Un aspetto del calcio che spesso si tende a considerare molto poco è quello che poi si rivela essere l’unica cosa essenziale in una partita: il gol. Hornby ci dice che un gol, per ragioni che richiederebbero un libro intero per essere spiegate, è un gesto provocatorio. E’ un gesto che comincia con il giocatore che segna fisicamente il gol e finisce nelle centinaia di tifosi che in preda ad un’isteria collettiva si lasciano andare alla gioia più incontrollata e poco, anzi quasi per nulla, importa se stiano guardando una partita di Coppa Italia piuttosto che un’amichevole pre-campionato.
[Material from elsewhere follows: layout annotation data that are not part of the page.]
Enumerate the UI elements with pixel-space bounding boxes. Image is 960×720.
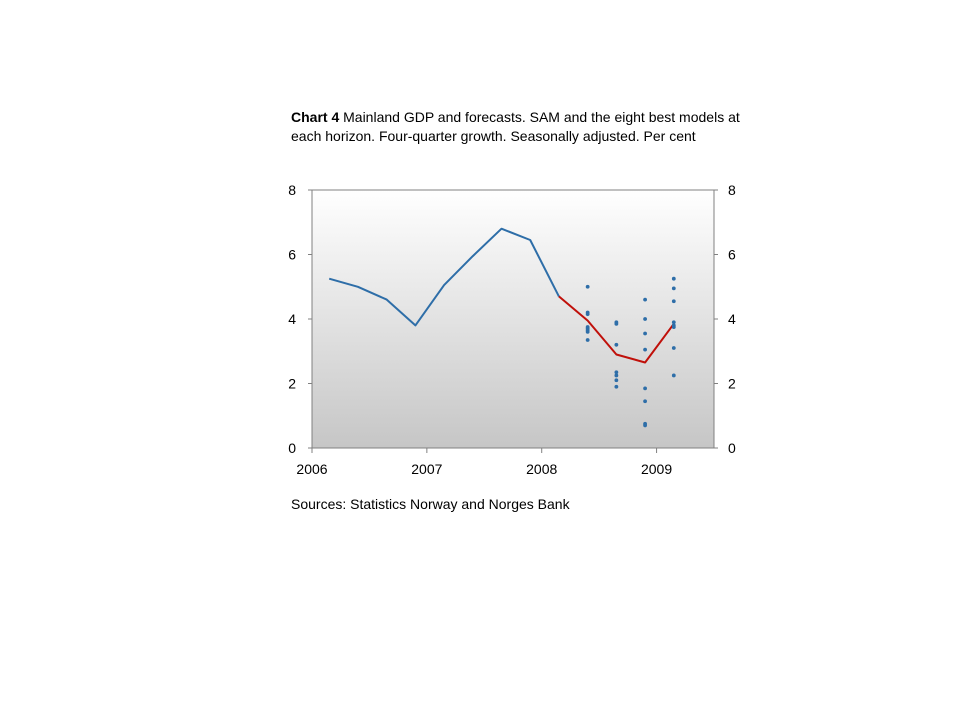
model-forecast-point [585,312,590,317]
y-tick-label-right: 2 [728,376,736,392]
y-tick-label-left: 2 [288,376,296,392]
model-forecast-point [671,320,676,325]
model-forecast-point [614,373,619,378]
y-tick-label-left: 6 [288,247,296,263]
sam-series-line [558,295,675,364]
model-forecast-point [643,347,647,352]
plot-area [311,189,715,449]
x-tick-label: 2008 [526,461,557,477]
model-forecast-point [643,386,647,391]
y-tick-label-left: 8 [288,182,296,198]
x-tick-label: 2007 [411,461,442,477]
gdp-series-line [328,227,560,327]
model-forecast-point [585,338,590,342]
model-forecast-point [614,378,619,383]
model-forecast-point [614,384,619,389]
chart-title-text: Mainland GDP and forecasts. SAM and the … [291,109,740,144]
chart-source: Sources: Statistics Norway and Norges Ba… [291,496,570,512]
model-forecast-point [671,325,676,329]
model-forecast-point [671,346,676,350]
chart-title: Chart 4 Mainland GDP and forecasts. SAM … [291,108,741,146]
model-forecast-point [585,330,590,334]
y-tick-label-left: 0 [288,440,296,456]
model-forecast-point [643,331,647,336]
y-tick-label-right: 6 [728,247,736,263]
model-forecast-point [643,297,647,302]
model-forecast-point [643,423,647,428]
model-forecast-point [643,317,647,321]
x-tick-label: 2006 [296,461,327,477]
model-forecast-point [585,284,590,289]
model-forecast-point [614,342,619,347]
y-tick-label-right: 4 [728,311,736,327]
model-forecast-point [671,299,676,304]
model-forecast-point [614,321,619,326]
model-forecast-point [614,370,619,375]
x-tick-label: 2009 [641,461,672,477]
chart-title-prefix: Chart 4 [291,109,340,125]
y-tick-label-left: 4 [288,311,296,327]
y-tick-label-right: 8 [728,182,736,198]
model-forecast-point [671,286,676,291]
y-tick-label-right: 0 [728,440,736,456]
model-forecast-point [671,276,676,281]
model-forecast-point [671,373,676,378]
model-forecast-point [643,399,647,404]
Il gol nel calcio è tutto e non è paragonabile a nessun altro tipo di punto in nessun altro sport, come ci spiega lo stesso Hornby – i gol hanno quel valore della rarità che i punti e i set non hanno, e quindi ci sarà sempre quel fremito di vedere qualcuno fare qualcosa che può essere fatto solo tre o quattro volte in tutta una partita se sei fortunato, neanche uno se non lo sei. E mi piace la velocità, la mancanza di una formula prestabilita; e adoro come gli uomini piccoli possano distruggere quelli grandi in un modo che negli altri sport è semplicemente impossibile, e il fatto che la squadra migliore non necessariamente vince.
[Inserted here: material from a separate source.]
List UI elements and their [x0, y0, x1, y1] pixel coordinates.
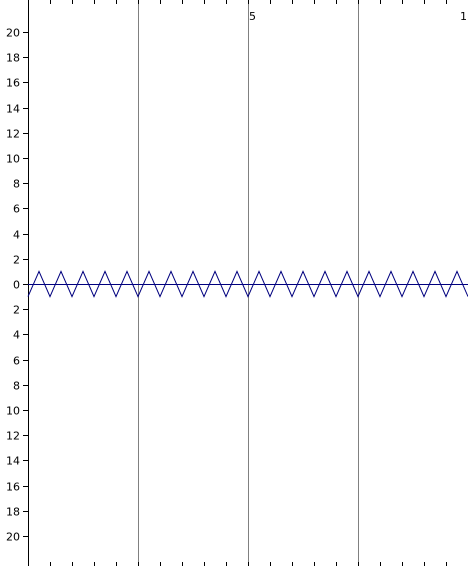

Ho trovato particolarmente divertente il catalogo delle condizioni che una partita deve soddisfare per essere veramente appagante. Ve lo riporto, giustamente privato delle parti narrative, per non spoilerare la trama del romanzo.
1) Più gol possibile
2) Arbitraggi scandalosi (meglio se subiti)
3) Pubblico rumoroso
4) Pioggia e terreno scivoloso
5) Almeno un rigore sbagliato dagli avversari
6) Almeno un avversario espulso
7) Un episodio vergognoso di qualche tipo
Io credo che leggendo Febbre a 90′ chiunque sia tifoso di una squadra di calcio ci troverà dentro delle cose interessanti e si riconoscerà in alcuni atteggiamenti del protagonista, per quelli che di calcio proprio non ne vogliono sentir parlare, invece ci sarà un ottimo romanzo, con sottofondo calcistico, autobiografico scritto in maniera schietta e onesta e davvero molto godibile.
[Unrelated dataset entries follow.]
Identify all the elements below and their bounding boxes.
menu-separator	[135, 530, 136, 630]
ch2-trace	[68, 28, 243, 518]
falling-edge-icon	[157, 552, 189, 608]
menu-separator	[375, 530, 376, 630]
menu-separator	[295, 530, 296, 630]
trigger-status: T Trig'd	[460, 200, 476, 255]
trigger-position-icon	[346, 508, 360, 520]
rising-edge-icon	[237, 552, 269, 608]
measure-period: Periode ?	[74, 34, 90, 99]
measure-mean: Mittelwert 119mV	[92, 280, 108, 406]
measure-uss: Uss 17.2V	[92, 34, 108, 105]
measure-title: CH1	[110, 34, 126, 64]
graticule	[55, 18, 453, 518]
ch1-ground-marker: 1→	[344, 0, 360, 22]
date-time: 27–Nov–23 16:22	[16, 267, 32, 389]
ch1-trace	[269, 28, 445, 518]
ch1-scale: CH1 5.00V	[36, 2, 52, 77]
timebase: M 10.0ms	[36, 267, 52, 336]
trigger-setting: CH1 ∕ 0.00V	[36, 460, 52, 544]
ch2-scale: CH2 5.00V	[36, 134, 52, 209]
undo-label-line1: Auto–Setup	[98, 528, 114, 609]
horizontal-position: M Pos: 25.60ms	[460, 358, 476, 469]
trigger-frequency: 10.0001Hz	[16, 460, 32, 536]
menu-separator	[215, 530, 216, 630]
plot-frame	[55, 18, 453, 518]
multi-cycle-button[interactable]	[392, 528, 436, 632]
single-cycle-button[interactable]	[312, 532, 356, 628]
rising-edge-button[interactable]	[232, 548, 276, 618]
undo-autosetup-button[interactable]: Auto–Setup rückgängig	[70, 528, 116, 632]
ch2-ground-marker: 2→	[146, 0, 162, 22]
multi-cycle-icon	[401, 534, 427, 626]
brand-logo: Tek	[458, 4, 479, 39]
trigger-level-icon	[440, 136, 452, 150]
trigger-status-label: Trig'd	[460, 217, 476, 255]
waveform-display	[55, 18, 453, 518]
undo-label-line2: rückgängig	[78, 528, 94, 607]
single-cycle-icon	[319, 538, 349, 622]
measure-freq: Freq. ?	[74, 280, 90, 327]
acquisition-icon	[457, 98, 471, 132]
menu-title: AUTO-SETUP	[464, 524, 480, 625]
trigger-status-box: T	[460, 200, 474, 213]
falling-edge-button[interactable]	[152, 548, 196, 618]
P.S. Ho letto questo libro in un periodo che posso considerare come il peggiore nel rapporto tra il mio io sportivo e il calcio. Troppi dubbi sulla regolarità del campionato italiano, sull’operato dei club e soprattutto sulla verità o meno di partecipare ad un circo falsato in cui tutti viene deciso dal dio denaro. In Febbre a 90′ per molti tratti ho ritrovato le stesse identiche incertezze, la stessa condizione di vivere in un limbo esistenziale che chi ha avuto la fortuna (o la sfortuna) di non tenere ad una squadra non capirà mai. Ho anche imparato a distinguere tra Tifosi e tifosi, ovvero tra gente che da casa o dallo stadio guarda il calcio per quello che è, un bellissimo gioco, e chi, invece, si dichiara un grande supporter ma a fatti, infine, è un gran bugiardo.